We constantly give, and if you're anything like me, you give until you give out. And that's where you'll find me today. In an emotional puddle of hot mess in the poop closet of my bathroom. This would be the tiny toilet room inside the bigger bathroom. My children have lovingly dubbed it the "Poop closet". My messy bun isn't cute, and even my dry shampoo has called it quits. The toilet needs to be scrubbed, and I'm pretty sure I've heard "Mommy" 43 times in the approximately 2 minutes (not a timer girl, remember?) I've been here. This could be hallucinations, though. Am I the only mom who thinks they hear their kids calling for them but they really aren't? I'm tired. Not so much physically tired... it's more of an emotional and spiritual level of tired. Mom life is a tough life. Wife life is a tough life. And before you give me all the crap about you're "too blessed to be stressed", "other people have it worse", "you'll miss this"crap, just stop. Pump your brakes, Sally, because no, I will not allow some frivolous words from people around me belittle the fact that in this moment, I'm sad. I have every right to be sad. I have every right to mourn the fact that I let Erinn, that girl I used to be, get lost in the shuffle of chaos that puts others' needs before my own. I've given everything to everyone and have nothing left to give myself.

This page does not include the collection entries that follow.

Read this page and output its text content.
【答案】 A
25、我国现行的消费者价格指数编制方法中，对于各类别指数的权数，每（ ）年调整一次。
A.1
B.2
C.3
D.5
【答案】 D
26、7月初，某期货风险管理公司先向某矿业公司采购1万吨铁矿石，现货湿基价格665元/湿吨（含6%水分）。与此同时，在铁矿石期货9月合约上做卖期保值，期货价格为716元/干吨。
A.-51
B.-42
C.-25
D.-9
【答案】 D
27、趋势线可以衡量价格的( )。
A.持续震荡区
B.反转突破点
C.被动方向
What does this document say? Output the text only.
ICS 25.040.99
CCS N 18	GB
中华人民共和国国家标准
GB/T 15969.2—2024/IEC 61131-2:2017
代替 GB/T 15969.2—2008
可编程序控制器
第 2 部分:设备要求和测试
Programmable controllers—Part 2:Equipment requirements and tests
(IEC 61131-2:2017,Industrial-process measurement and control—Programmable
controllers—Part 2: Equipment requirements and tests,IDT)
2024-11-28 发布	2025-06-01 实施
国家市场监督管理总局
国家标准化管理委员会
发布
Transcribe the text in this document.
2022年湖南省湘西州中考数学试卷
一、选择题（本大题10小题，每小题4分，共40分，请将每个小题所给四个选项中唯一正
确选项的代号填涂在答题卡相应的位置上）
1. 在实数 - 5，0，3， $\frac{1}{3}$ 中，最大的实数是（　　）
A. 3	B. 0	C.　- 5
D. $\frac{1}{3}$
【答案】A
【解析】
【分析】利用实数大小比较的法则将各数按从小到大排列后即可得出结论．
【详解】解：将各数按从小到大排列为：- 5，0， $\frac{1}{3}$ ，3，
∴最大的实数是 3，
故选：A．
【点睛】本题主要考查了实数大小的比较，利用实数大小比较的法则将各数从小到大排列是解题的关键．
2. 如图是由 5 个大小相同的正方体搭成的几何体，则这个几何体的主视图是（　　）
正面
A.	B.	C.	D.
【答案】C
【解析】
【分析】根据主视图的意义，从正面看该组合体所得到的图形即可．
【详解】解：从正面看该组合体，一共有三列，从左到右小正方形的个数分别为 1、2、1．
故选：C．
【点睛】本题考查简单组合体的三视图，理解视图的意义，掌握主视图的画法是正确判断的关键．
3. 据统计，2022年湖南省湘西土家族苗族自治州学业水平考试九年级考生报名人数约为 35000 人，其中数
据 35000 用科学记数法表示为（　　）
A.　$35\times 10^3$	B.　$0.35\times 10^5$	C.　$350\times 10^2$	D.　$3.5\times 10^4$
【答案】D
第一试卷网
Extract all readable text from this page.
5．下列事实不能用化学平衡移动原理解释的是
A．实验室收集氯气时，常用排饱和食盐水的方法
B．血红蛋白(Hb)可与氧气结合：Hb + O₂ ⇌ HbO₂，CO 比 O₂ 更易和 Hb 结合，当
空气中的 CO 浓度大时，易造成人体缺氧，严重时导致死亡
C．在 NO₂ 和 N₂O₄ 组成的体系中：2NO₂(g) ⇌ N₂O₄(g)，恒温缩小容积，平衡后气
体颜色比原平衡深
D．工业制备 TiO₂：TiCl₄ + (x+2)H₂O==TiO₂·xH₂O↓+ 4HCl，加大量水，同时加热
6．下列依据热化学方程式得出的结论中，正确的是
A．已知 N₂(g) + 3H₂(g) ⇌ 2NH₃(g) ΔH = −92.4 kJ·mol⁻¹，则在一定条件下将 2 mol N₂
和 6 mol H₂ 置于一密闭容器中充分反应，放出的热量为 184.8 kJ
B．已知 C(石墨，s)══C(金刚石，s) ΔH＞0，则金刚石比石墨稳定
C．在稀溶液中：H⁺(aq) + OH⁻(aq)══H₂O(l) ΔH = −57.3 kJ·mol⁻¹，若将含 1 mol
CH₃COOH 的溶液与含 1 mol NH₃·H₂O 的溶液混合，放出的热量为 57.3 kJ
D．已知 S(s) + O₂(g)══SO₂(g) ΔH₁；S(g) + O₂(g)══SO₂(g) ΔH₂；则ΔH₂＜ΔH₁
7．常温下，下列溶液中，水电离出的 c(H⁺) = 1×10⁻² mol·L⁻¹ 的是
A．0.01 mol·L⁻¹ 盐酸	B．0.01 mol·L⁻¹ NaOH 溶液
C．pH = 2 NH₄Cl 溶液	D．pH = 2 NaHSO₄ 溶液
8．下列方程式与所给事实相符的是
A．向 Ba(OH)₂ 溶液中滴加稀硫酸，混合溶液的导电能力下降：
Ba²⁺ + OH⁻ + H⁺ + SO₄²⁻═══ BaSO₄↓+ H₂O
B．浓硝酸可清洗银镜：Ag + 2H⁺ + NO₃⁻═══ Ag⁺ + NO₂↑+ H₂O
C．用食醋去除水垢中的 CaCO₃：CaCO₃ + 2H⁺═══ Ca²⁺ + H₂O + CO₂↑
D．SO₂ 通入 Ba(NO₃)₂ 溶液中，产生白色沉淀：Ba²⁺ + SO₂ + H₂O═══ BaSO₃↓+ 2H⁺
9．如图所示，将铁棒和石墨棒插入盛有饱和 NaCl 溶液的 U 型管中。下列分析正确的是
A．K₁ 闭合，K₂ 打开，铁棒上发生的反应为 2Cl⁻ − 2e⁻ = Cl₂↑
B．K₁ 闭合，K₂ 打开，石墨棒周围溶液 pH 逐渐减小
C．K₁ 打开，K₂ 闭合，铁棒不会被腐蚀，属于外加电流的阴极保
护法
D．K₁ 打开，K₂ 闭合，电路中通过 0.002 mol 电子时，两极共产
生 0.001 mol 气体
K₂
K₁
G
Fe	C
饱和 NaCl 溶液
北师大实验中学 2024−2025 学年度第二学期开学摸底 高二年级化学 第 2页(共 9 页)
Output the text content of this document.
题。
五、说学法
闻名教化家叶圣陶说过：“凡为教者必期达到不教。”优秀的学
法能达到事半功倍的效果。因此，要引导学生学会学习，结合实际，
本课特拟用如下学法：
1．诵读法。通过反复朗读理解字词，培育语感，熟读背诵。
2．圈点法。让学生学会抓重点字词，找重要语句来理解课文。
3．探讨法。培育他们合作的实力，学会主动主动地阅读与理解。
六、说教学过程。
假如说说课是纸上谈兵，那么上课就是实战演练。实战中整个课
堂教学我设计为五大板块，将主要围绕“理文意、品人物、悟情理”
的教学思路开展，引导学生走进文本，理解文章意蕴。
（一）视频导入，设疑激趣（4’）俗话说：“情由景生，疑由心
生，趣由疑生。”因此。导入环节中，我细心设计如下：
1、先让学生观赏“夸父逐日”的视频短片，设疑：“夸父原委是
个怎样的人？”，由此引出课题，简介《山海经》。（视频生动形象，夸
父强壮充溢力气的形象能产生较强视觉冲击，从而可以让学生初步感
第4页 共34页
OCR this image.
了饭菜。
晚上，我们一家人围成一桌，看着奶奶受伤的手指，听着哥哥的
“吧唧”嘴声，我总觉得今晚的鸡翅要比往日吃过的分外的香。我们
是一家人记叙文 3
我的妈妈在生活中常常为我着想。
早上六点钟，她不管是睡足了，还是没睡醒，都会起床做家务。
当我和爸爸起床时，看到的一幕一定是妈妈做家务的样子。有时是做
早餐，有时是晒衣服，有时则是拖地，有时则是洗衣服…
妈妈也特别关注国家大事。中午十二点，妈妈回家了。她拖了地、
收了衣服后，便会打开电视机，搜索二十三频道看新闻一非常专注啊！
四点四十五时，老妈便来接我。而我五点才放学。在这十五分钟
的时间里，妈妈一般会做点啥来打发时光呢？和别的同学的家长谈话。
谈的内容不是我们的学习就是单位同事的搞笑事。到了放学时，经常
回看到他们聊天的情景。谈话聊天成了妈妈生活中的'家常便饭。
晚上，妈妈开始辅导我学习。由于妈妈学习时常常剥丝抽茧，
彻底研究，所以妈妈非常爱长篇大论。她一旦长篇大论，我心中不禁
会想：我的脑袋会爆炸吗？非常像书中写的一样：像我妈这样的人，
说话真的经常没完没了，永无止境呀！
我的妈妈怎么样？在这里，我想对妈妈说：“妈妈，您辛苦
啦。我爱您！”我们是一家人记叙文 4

This is my journey to finding Erinn again. I'm not a therapist (I pay one of those!) or an expert in this field. I have no tried and true method to discovering self-worth or putting you on the right track to positive selfishness. Nope. I'm just a girl from Georgia who, in these 37 seconds of strength, decided I'm tired of living a life where I have no idea who I am anymore. I don't have to choose among mom, wife, employee, and Erinn. I'm going to keep it real. I'm going to curse. I'm going to show you how I fail. What rejection looks like. My weaknesses. How mental health affects me. My flaws. How I crumble under the pressure of everything this world puts on me --- how I crumble under the pressure of everything I put on me. It's going to real and raw and unapologetic. This is why "Team I Am Enough" came into existence. I don't even believe those words yet, but someone smarter than me said to write down your goals and breathe life into them. So, take a deep breath, girl, and breathe life into "I am enough" like you're blowing up a 6' inflatable whale for your kids at the pool. You had the breath to make that floating sea creature a reality for them. You probably huffed and puffed until you were blue in the face. So, if you can breathe life into that BPA-laced plastic mammal that wears a fake smile and your kids won't be able to even sit on anyway, then you can certainly find a minute to breathe some life into your journey. You don't have to believe it just yet, but say it with me, "I am enough."